Which razor is the one where you automatically presume I think the person is intentionally malicious? The black guy in Terminator 2 wasn't being malicious, but he was a very bad man in regards to what he was bringing to the human race.
Also, it's impossible to provide tangible proof for any opinion. My opinion is that Zuckerberg is a very bad person, and that is not a personal attack. A personal attack is never an opinion. Rather, personal attacks are when people have the intent of attacking to insult, to hurt, to throw wrenches into arguments, and so on.
Hacker News might disagree and appeal to their arbitrary rules about what's right and wrong, but to call my comment that "Zuckerberg is a very bad man" an assumption of malice, an unproven claim, or a personal attack is more of all three against myself than anything.
"Bad" doesn't necessarily equate with malice.
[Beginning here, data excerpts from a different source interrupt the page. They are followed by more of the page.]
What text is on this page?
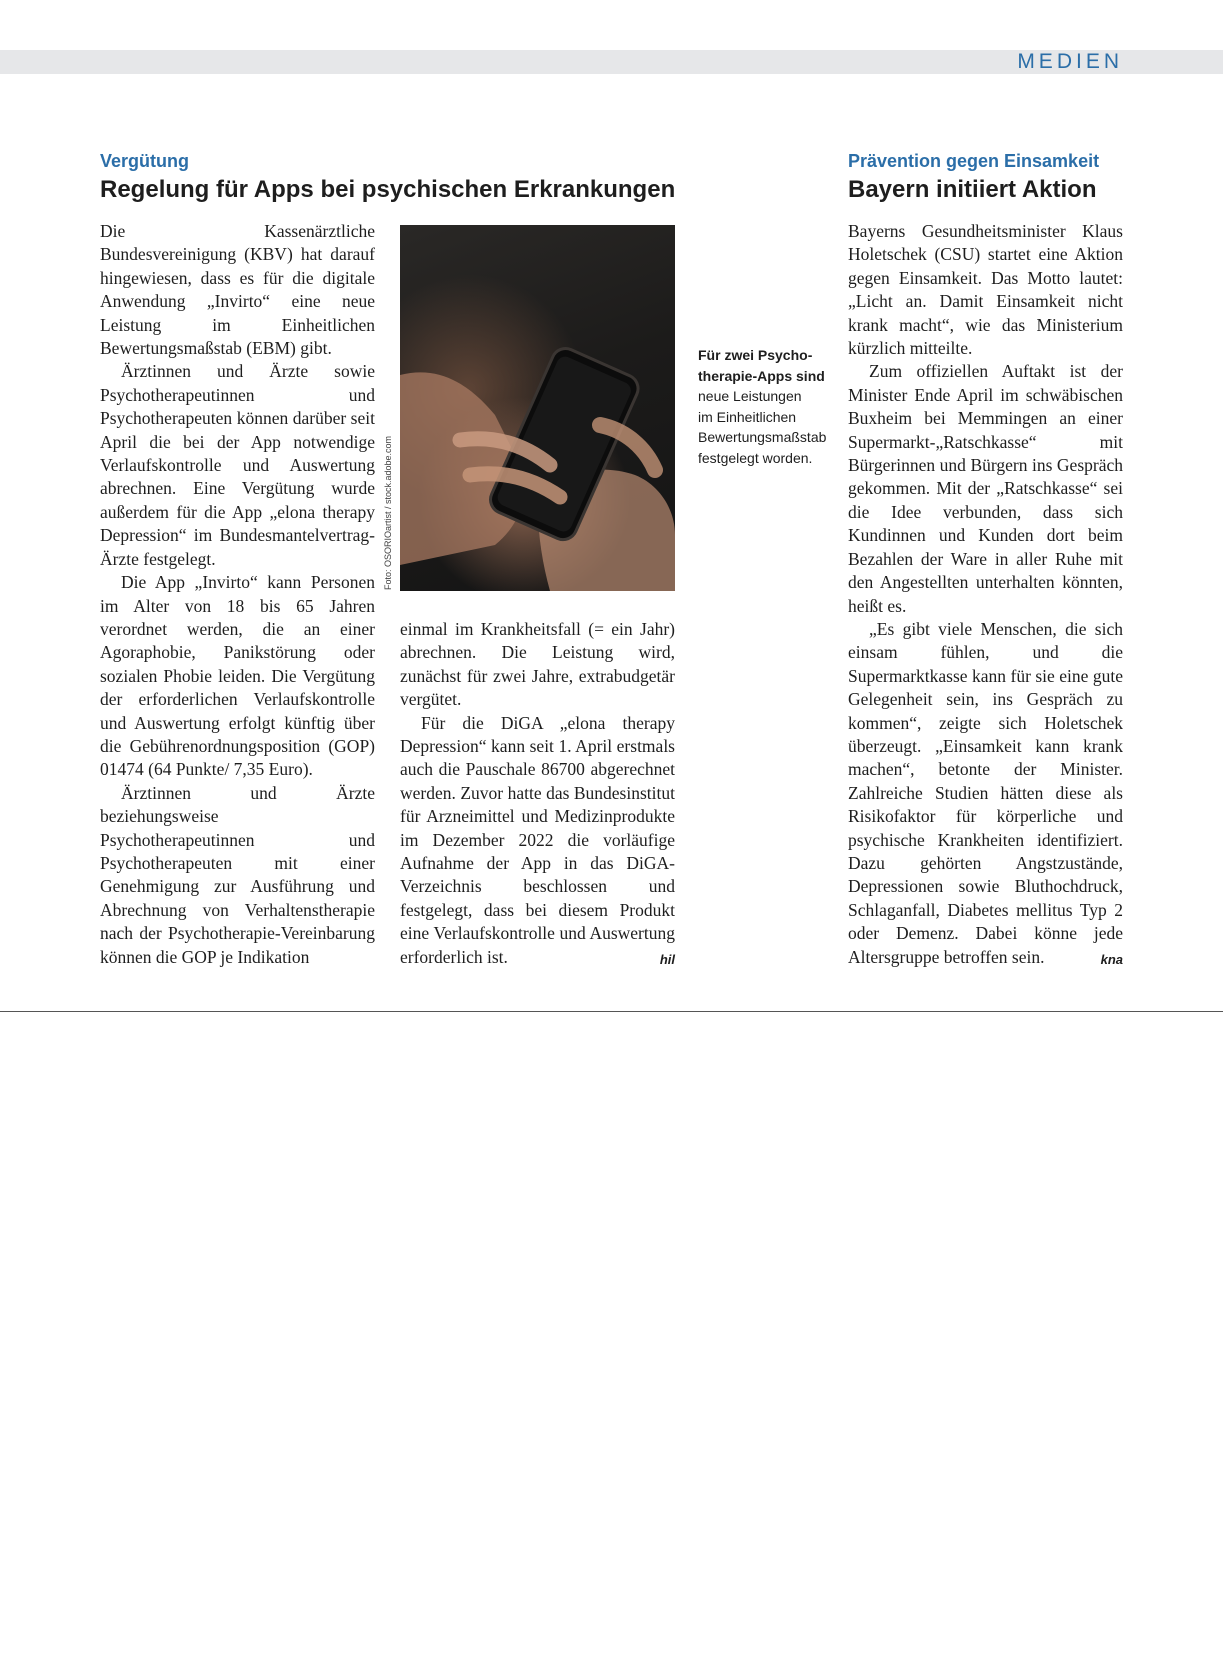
MEDIEN
Vergütung
Regelung für Apps bei psychischen Erkrankungen

Die Kassenärztliche Bundesvereinigung (KBV) hat darauf hingewiesen, dass es für die digitale Anwendung „Invirto“ eine neue Leistung im Einheitlichen Bewertungsmaßstab (EBM) gibt.

Ärztinnen und Ärzte sowie Psychotherapeutinnen und Psychotherapeuten können darüber seit April die bei der App notwendige Verlaufskontrolle und Auswertung abrechnen. Eine Vergütung wurde außerdem für die App „elona therapy Depression“ im Bundesmantelvertrag-Ärzte festgelegt.

Die App „Invirto“ kann Personen im Alter von 18 bis 65 Jahren verordnet werden, die an einer Agoraphobie, Panikstörung oder sozialen Phobie leiden. Die Vergütung der erforderlichen Verlaufskontrolle und Auswertung erfolgt künftig über die Gebührenordnungsposition (GOP) 01474 (64 Punkte/ 7,35 Euro).

Ärztinnen und Ärzte beziehungsweise Psychotherapeutinnen und Psychotherapeuten mit einer Genehmigung zur Ausführung und Abrechnung von Verhaltenstherapie nach der Psychotherapie-Vereinbarung können die GOP je Indikation

Foto: OSORIOartist / stock.adobe.com
Für zwei Psycho-
therapie-Apps sind
neue Leistungen
im Einheitlichen
Bewertungsmaßstab
festgelegt worden.

einmal im Krankheitsfall (= ein Jahr) abrechnen. Die Leistung wird, zunächst für zwei Jahre, extrabudgetär vergütet.

Für die DiGA „elona therapy Depression“ kann seit 1. April erstmals auch die Pauschale 86700 abgerechnet werden. Zuvor hatte das Bundesinstitut für Arzneimittel und Medizinprodukte im Dezember 2022 die vorläufige Aufnahme der App in das DiGA-Verzeichnis beschlossen und festgelegt, dass bei diesem Produkt eine Verlaufskontrolle und Auswertung erforderlich ist.	hil

Prävention gegen Einsamkeit
Bayern initiiert Aktion

Bayerns Gesundheitsminister Klaus Holetschek (CSU) startet eine Aktion gegen Einsamkeit. Das Motto lautet: „Licht an. Damit Einsamkeit nicht krank macht“, wie das Ministerium kürzlich mitteilte.

Zum offiziellen Auftakt ist der Minister Ende April im schwäbischen Buxheim bei Memmingen an einer Supermarkt-„Ratschkasse“ mit Bürgerinnen und Bürgern ins Gespräch gekommen. Mit der „Ratschkasse“ sei die Idee verbunden, dass sich Kundinnen und Kunden dort beim Bezahlen der Ware in aller Ruhe mit den Angestellten unterhalten könnten, heißt es.

„Es gibt viele Menschen, die sich einsam fühlen, und die Supermarktkasse kann für sie eine gute Gelegenheit sein, ins Gespräch zu kommen“, zeigte sich Holetschek überzeugt. „Einsamkeit kann krank machen“, betonte der Minister. Zahlreiche Studien hätten diese als Risikofaktor für körperliche und psychische Krankheiten identifiziert. Dazu gehörten Angstzustände, Depressionen sowie Bluthochdruck, Schlaganfall, Diabetes mellitus Typ 2 oder Demenz. Dabei könne jede Altersgruppe betroffen sein.	kna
In Internet discourse it's uncommon that "evil" carries very specific meaning: centralized, separate access to signalling from data, specifications closed or under NDA, gatekeepers for services, potentially rent-seeking.
In short, everything that the new TCP/IP landscape brought and many geeks loved at first sight. It's a very silly word, but it's useful, because you can't start every conversation by debating the value of decentralization. That way you can signal that you are not interested in the never ending conversation about emergency services and quality of service, and instead want to focus on what kind of service innovation a network of peers could bring.